I think that’s a problem for two reasons. First is the issue of representation—a mentor once noted that she aims for a 50/50 gender ratio among book authors, and while I don’t know that I do the same myself I’m certainly conscious of what authors I assign. But it also points to a substantive issue of coverage. It’s partly generational; I like to assign Gordon Wood and Bernard Bailyn, but they’re hardly the only political historians who have anything to say. And it speaks somewhat to the frameworks and issues that are discussed in the course.
So I’ve spent a little while this afternoon with a thought experiment: what would a syllabus for the American Revolution course look like if the only books assigned were authored by women?

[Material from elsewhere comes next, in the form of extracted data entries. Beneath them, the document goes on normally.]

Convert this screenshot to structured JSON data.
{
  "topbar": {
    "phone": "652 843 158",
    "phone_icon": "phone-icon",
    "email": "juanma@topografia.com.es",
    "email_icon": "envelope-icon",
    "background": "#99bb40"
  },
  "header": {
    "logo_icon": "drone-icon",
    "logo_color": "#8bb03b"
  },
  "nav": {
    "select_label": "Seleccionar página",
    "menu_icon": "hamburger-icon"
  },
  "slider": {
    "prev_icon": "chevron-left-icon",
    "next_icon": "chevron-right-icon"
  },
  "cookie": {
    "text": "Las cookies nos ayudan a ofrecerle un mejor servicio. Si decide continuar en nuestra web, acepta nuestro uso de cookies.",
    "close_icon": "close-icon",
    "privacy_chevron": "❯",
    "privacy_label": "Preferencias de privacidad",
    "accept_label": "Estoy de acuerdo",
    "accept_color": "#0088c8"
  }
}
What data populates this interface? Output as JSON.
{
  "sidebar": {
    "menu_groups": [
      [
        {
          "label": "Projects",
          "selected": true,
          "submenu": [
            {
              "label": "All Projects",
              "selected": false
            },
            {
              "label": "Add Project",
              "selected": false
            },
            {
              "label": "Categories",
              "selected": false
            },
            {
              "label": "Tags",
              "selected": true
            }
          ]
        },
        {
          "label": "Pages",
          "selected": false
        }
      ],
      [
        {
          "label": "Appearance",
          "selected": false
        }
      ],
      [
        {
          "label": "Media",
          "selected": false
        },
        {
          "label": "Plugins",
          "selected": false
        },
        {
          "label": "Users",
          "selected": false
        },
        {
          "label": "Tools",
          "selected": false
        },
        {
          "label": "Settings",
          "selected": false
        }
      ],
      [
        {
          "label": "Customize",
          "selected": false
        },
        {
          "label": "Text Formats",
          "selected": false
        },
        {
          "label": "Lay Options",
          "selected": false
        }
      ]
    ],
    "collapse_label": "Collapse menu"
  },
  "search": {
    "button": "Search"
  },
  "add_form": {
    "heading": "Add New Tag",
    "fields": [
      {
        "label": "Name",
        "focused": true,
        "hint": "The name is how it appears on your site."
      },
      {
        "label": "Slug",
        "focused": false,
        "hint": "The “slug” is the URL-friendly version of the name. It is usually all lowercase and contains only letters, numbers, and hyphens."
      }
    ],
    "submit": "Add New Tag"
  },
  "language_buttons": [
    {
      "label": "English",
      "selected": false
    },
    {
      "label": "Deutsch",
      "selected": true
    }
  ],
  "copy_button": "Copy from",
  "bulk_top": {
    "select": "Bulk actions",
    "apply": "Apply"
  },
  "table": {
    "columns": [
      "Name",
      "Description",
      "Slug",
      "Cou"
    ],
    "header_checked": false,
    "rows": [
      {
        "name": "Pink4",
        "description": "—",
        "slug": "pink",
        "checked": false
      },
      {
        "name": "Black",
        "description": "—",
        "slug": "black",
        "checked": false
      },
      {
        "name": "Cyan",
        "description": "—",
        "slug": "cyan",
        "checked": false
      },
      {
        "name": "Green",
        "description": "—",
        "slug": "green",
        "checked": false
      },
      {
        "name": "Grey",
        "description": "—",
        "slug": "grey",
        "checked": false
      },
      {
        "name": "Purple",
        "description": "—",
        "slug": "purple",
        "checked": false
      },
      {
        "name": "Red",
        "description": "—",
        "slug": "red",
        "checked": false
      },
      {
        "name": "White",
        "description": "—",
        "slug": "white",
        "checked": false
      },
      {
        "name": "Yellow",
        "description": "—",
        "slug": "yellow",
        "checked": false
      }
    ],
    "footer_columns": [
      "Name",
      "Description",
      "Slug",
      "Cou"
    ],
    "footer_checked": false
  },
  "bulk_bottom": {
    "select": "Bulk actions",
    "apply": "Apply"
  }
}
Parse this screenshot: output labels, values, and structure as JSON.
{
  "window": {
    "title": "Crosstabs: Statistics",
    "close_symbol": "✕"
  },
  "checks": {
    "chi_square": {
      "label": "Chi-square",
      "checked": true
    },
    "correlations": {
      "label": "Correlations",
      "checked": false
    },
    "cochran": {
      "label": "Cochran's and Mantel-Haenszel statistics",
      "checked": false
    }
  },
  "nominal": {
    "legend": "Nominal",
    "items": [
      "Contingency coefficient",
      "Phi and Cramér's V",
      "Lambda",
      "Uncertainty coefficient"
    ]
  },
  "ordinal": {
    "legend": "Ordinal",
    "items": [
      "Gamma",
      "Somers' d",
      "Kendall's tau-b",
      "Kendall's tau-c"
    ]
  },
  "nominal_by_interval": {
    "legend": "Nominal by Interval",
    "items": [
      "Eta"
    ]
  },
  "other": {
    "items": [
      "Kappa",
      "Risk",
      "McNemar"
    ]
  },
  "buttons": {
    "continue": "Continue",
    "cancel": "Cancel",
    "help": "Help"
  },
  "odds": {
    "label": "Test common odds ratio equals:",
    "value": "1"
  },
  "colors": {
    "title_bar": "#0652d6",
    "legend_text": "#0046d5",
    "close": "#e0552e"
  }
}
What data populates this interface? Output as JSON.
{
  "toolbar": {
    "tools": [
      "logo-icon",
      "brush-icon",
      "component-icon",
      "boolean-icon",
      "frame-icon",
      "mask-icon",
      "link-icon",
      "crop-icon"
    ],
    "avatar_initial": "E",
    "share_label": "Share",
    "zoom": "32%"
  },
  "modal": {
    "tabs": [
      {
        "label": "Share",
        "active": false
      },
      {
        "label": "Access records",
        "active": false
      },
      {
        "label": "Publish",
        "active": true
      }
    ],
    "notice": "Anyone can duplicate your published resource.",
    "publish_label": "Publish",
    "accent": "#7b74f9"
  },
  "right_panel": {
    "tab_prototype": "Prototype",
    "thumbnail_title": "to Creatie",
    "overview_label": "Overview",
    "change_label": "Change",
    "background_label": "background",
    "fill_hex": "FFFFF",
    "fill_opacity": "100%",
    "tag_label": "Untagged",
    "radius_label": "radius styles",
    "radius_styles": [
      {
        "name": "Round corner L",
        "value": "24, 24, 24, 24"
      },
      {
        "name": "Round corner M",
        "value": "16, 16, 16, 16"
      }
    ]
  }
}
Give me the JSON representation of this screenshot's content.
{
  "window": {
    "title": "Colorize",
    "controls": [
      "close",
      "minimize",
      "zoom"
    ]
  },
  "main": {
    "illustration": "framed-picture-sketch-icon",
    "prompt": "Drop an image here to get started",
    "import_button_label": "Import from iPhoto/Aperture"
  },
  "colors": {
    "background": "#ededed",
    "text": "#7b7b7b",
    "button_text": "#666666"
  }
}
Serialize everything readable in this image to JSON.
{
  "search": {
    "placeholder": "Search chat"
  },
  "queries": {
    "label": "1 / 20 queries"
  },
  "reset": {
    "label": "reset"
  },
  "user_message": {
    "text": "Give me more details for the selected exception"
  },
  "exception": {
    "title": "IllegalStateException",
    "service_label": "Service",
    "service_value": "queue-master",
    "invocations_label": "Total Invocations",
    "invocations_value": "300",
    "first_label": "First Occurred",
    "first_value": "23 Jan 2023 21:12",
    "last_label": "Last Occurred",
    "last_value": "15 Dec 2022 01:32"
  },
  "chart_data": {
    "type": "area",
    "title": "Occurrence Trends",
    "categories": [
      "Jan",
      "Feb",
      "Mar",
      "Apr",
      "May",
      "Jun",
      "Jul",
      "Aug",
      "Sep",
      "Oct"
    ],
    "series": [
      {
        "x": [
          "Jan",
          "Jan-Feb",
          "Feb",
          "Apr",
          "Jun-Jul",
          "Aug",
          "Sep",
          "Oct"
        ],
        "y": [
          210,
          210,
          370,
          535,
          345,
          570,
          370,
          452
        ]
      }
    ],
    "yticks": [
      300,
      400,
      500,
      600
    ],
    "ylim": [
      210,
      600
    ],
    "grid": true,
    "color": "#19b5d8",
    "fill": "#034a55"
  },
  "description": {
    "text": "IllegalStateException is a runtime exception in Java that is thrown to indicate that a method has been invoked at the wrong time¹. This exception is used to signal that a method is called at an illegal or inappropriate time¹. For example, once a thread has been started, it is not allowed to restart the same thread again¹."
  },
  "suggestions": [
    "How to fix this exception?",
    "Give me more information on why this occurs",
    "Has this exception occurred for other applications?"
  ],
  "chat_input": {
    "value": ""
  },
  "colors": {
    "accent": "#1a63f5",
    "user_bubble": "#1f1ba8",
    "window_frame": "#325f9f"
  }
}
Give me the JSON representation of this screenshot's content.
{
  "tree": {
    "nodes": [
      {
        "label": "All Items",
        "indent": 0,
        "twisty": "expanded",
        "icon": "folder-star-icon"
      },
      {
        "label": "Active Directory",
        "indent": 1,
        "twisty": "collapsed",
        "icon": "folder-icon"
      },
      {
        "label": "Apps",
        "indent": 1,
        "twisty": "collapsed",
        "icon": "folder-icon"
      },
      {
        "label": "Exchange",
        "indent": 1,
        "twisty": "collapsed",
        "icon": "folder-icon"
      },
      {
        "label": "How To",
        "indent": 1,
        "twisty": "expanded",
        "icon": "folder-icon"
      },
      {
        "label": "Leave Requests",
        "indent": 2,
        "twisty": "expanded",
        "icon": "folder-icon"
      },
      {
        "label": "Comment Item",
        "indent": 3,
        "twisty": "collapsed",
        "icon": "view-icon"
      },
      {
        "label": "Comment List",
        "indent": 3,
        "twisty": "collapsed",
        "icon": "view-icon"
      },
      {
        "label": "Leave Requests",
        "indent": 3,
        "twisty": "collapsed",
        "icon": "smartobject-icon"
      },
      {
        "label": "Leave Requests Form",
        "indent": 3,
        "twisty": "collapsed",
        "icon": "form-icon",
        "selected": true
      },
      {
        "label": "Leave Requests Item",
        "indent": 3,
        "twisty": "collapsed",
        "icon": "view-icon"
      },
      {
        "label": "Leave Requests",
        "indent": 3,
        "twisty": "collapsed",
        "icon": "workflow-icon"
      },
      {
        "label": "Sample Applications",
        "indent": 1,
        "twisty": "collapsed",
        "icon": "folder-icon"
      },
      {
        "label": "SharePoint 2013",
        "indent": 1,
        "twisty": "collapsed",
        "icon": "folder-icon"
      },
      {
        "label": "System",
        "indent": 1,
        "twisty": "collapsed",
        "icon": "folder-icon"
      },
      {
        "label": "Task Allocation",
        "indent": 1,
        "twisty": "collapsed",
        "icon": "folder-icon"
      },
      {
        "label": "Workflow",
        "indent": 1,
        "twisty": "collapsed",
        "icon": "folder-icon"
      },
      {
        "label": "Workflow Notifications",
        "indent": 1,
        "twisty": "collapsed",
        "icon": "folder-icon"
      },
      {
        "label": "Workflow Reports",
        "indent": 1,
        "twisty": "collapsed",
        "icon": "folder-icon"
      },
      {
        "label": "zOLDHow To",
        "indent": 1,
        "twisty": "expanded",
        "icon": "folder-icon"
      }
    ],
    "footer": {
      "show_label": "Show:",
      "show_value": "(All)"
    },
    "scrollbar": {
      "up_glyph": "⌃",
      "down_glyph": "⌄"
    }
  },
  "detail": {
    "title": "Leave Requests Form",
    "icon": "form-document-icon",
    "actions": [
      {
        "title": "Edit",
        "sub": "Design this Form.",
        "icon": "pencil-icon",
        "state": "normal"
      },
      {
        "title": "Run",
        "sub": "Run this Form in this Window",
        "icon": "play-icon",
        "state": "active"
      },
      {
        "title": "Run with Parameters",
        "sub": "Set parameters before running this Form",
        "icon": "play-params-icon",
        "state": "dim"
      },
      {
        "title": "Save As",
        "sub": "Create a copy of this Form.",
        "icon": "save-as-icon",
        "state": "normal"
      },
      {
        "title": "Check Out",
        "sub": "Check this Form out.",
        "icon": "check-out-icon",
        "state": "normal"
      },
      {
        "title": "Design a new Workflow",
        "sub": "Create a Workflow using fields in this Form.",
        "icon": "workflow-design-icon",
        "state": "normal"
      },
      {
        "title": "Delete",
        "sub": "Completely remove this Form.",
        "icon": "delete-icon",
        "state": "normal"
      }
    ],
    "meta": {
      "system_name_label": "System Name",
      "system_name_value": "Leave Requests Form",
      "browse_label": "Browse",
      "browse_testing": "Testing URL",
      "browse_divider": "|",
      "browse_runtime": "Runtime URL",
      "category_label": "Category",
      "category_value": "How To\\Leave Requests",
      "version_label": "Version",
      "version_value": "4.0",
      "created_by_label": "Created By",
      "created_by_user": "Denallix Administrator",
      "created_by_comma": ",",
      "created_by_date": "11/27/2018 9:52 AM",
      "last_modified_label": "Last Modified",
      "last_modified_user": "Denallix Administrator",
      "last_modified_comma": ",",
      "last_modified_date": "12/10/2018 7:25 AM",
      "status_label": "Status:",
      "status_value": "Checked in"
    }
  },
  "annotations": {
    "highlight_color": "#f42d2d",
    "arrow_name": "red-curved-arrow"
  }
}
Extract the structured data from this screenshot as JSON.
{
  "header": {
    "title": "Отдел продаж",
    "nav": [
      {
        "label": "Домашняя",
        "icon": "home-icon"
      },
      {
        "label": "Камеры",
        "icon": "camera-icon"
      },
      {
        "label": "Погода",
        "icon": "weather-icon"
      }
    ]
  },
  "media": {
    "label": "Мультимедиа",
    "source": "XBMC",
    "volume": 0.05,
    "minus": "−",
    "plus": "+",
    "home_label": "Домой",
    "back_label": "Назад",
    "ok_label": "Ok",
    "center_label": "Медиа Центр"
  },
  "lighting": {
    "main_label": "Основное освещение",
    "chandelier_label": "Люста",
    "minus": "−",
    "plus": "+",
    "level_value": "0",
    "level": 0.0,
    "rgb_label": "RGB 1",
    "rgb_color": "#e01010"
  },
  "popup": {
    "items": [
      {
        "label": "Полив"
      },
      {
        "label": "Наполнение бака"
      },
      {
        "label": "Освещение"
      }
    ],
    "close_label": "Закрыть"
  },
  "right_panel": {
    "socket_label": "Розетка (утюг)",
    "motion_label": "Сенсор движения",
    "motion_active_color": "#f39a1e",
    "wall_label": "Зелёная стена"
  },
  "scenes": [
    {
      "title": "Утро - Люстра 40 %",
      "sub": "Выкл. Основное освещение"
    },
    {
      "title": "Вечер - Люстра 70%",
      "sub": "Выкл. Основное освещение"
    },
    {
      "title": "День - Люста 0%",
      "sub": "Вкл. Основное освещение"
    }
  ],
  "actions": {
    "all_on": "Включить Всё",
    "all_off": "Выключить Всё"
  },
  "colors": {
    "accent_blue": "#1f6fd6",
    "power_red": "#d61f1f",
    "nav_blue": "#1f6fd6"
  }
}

Here is my first glance bibliography of books that seem like they might work in an undergraduate course on the American Revolution:
Danielle S. Allen, Our Declaration
Hannah Arendt, On Revolution
Carol Berkin, A Brilliant Solution
Cathy N. Davidson, Revolution and the Word
Nicole Eustace, Passion is the Gale
Joanne B. Freeman, Affairs of Honor
Sylvia R. Frey, Water from the Rock
Maya Jasanoff, Liberty’s Exiles
Linda Kerber, Women of the Republic
Susan Klepp, Revolutionary Conceptions
Sarah Knott, Sensibility and the American Revolution
Pauline Maier, American Scripture
Pauline Maier, From Resistance to Revolution
Pauline Maier, Ratification
Mary Beth Norton, Liberty’s Daughters
Rosemarie Zagarri, Revolutionary Backlash
That’s a hell of a reading list, if you ask me, and it’s just a start. But you could teach a course with this list: it mixes classics with new, “old-school” political history with newer cultural approaches. And it doesn’t even account for work of a broader time scale (for example, Clare Lyons’ Sex among the Rabble) for which a chapter or two might be appropriate. Because it’s admittedly a quickly prepared list, what would you add?